Of course this contradicts the “state of registry has the final restrictive word” principle, but who knows?

I recall having read somewhere on EuroGA that the FAA does not accept that EASA-land is “one country” for the purpose of 62.3 (a)(i)(v).

ESKC (Uppsala/Sundbro), Sweden

That’s absolutely correct but it doesn’t conflict with what I wrote above

Administrator
Shoreham EGKA, United Kingdom

Sure, AA, there is no doubt about that. A country is a country. Period.

The thing is that some people say that one doesn’t have to rely on that item (v) in the above case, since the FAA in any case has no say about aircraft operated within EASA airspace, but that is clearly wrong since FAR 61.3 says

Required pilot certificate for operating a civil aircraft of the United States,

which they wouldn’t do if they had no business doing it.

In any case, it’s a minefield, so suggesting to someone who has an EASA license and who wants to operate an N-reg. throughout Europe that he doesn’t need an FAA license on top (like the mentioned guy does) is certainly the wrong thing to do.

Last Edited by boscomantico at 10 Nov 16:27
Mainz (EDFZ) & Egelsbach (EDFE), Germany

Airborne_Again wrote:

I recall having read somewhere on EuroGA that the FAA does not accept that EASA-land is “one country” for the purpose of 62.3 (a)(i)(v).

And not just the FAA. EASA does not have a seat at ICAO because ICAO doesn’t recognize EASA as a national jurisdiction (i.e country). I believe at one point ICAO said they would recognize EASA if all EASA countries would relinquish their seats at ICAO which of course will never happen.

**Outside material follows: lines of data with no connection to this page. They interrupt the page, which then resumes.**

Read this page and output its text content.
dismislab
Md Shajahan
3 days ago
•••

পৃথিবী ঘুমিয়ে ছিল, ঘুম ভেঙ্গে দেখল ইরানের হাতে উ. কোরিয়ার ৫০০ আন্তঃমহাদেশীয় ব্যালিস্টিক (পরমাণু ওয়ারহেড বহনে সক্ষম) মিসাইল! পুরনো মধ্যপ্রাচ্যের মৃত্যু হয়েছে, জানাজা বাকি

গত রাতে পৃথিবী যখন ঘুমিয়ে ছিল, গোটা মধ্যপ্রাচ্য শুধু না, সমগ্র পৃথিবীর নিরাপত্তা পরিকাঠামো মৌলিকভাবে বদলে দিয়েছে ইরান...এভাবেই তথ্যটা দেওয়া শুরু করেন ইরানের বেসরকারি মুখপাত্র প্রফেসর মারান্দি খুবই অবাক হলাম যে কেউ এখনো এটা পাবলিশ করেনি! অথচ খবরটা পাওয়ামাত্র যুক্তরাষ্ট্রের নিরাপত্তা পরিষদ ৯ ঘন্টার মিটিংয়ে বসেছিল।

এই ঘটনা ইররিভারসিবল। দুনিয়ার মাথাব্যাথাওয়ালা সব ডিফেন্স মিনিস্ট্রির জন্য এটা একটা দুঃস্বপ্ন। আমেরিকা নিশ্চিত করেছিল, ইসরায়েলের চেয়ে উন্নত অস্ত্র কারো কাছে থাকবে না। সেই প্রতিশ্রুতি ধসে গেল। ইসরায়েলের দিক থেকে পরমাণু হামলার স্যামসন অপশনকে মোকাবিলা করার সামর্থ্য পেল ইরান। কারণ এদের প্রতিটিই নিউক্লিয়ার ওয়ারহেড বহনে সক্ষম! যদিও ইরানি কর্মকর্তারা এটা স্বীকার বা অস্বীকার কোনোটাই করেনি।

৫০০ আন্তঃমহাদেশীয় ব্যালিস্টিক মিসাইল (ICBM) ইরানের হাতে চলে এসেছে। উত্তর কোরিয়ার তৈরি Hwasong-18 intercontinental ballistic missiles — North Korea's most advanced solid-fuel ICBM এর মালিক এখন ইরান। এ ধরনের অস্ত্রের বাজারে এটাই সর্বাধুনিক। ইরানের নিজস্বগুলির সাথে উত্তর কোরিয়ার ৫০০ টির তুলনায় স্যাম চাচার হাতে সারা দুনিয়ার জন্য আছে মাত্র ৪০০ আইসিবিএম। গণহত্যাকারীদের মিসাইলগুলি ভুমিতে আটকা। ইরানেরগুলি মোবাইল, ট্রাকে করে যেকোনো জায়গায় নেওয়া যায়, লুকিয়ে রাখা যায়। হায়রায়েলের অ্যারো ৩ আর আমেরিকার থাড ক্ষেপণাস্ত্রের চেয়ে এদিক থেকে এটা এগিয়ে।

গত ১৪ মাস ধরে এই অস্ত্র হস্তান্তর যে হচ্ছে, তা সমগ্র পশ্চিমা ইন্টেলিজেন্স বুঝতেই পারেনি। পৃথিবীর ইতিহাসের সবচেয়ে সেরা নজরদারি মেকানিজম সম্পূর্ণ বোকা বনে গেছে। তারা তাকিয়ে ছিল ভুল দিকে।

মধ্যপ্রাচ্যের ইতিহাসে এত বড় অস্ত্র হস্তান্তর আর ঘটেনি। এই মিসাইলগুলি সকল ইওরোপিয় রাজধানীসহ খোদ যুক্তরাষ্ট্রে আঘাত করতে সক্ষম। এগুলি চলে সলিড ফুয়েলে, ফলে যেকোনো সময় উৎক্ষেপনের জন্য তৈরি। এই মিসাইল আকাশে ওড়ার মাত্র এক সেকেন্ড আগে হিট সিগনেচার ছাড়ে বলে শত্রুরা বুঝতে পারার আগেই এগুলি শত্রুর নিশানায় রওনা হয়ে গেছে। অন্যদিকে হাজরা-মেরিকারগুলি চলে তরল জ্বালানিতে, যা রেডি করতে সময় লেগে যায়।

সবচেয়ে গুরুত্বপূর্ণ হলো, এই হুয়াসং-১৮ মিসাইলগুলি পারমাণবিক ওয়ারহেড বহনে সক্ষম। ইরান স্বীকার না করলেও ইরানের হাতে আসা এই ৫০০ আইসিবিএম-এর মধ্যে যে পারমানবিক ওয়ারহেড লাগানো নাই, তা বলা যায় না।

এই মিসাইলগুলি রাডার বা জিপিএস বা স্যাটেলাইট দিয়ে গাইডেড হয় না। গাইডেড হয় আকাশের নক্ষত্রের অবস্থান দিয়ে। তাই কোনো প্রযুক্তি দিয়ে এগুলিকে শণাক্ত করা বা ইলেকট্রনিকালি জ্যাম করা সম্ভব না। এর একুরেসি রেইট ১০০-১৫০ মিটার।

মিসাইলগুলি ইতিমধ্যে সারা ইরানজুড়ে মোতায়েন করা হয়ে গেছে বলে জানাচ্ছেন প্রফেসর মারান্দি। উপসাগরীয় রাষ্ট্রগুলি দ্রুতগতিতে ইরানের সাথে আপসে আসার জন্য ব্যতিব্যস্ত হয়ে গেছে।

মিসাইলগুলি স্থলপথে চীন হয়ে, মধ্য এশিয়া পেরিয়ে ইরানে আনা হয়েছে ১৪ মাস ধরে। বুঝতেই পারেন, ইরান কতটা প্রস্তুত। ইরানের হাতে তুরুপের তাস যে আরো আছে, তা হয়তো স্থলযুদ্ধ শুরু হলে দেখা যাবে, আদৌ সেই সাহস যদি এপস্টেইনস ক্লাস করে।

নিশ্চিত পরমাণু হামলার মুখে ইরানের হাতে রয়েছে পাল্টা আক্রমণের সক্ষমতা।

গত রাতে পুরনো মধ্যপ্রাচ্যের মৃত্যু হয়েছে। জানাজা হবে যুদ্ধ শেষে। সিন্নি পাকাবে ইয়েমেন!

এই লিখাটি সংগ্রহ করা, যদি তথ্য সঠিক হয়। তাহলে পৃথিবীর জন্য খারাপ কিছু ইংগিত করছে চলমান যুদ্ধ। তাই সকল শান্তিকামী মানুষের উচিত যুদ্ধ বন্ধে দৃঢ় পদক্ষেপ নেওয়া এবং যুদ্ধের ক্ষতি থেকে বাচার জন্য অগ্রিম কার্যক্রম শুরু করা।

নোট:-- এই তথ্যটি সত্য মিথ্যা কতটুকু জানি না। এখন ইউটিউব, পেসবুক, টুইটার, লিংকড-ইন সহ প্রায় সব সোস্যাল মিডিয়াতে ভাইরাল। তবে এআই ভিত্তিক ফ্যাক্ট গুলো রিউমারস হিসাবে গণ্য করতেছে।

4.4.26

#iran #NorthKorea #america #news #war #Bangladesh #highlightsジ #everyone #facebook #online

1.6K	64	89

Last Edited by chflyer at 10 Nov 16:32
LSZK, Switzerland

Peter wrote:

That’s absolutely correct but it doesn’t conflict with what I wrote above

I wasn’t trying to argue against you, rather the opposite.

ESKC (Uppsala/Sundbro), Sweden

boscomantico wrote:

Required pilot certificate for operating a civil aircraft of the United States,

which they wouldn’t do if they had no business doing it.

First of all, I don’t know the answer to the question. But let’s construct an “edge case” of the aviation friendly People’s Republic of Upper Volta, whose ruler has decided that no pilots licence is required to fly anything up to 5.7t in their airspace. You want to fly your Citation around their airspace only. The USA says that a pilot certificate is required, or the one of the PRoUV may also be used instead, but the PRoUV says you don’t need one. Who would win?

If you think the US has no say in what happens in other countries’ airspace, then the case would be similar to requiring a US license in EASA airspace.

But maybe this is similar to maritime law (i.e. the United Nations Convention on the Law of the Sea 1982 (UNCLOS)) where as one case, the “flag state” is recognized to have extraterritorial powers when the ship is at sea. But all these cases seem limited to criminal law, the question is if licensing questions would always fall under criminal law, which I doubt.

Last Edited by Rwy20 at 10 Nov 21:56

Pilot licensing or airframe certification (e.g. invalid CofA) questions would be under criminal law if the CAA wants to get you, and would be under civil law if the insurance doesn’t want to pay out

As for the rest, it’s an interesting debate. The biggest problem is that we don’t get to hear of actual cases where say insurance didn’t (or did) pay out. Criminal cases one heard more about, but they are rarely if ever attempted in these obscure areas.

Administrator
Shoreham EGKA, United Kingdom

In England, it’s difficult to see how a prosecution for not having an FAA pilot certificate (which the Union politburo has deemed to be inadequate for any European resident) could possibly meet either stage of the Full Code Test of the Code for Crown Prosecutors.

That said, if there’s the remotest chance that anything we might do with an N-Reg airplane would appreciably annoy Uncle Sam, it is plainly unwise.

Glenswinton, SW Scotland, United Kingdom

the aviation friendly People’s Republic of Upper Volta, whose ruler has decided that no pilots licence is required to fly anything up to 5.7t in their airspace.

Yeah, but airplanes below 5.7 t are outlawed because they could be used to kill said ruler. But I suppose Burkina Faso and Blaise Compaore are nothing like Upper Volta.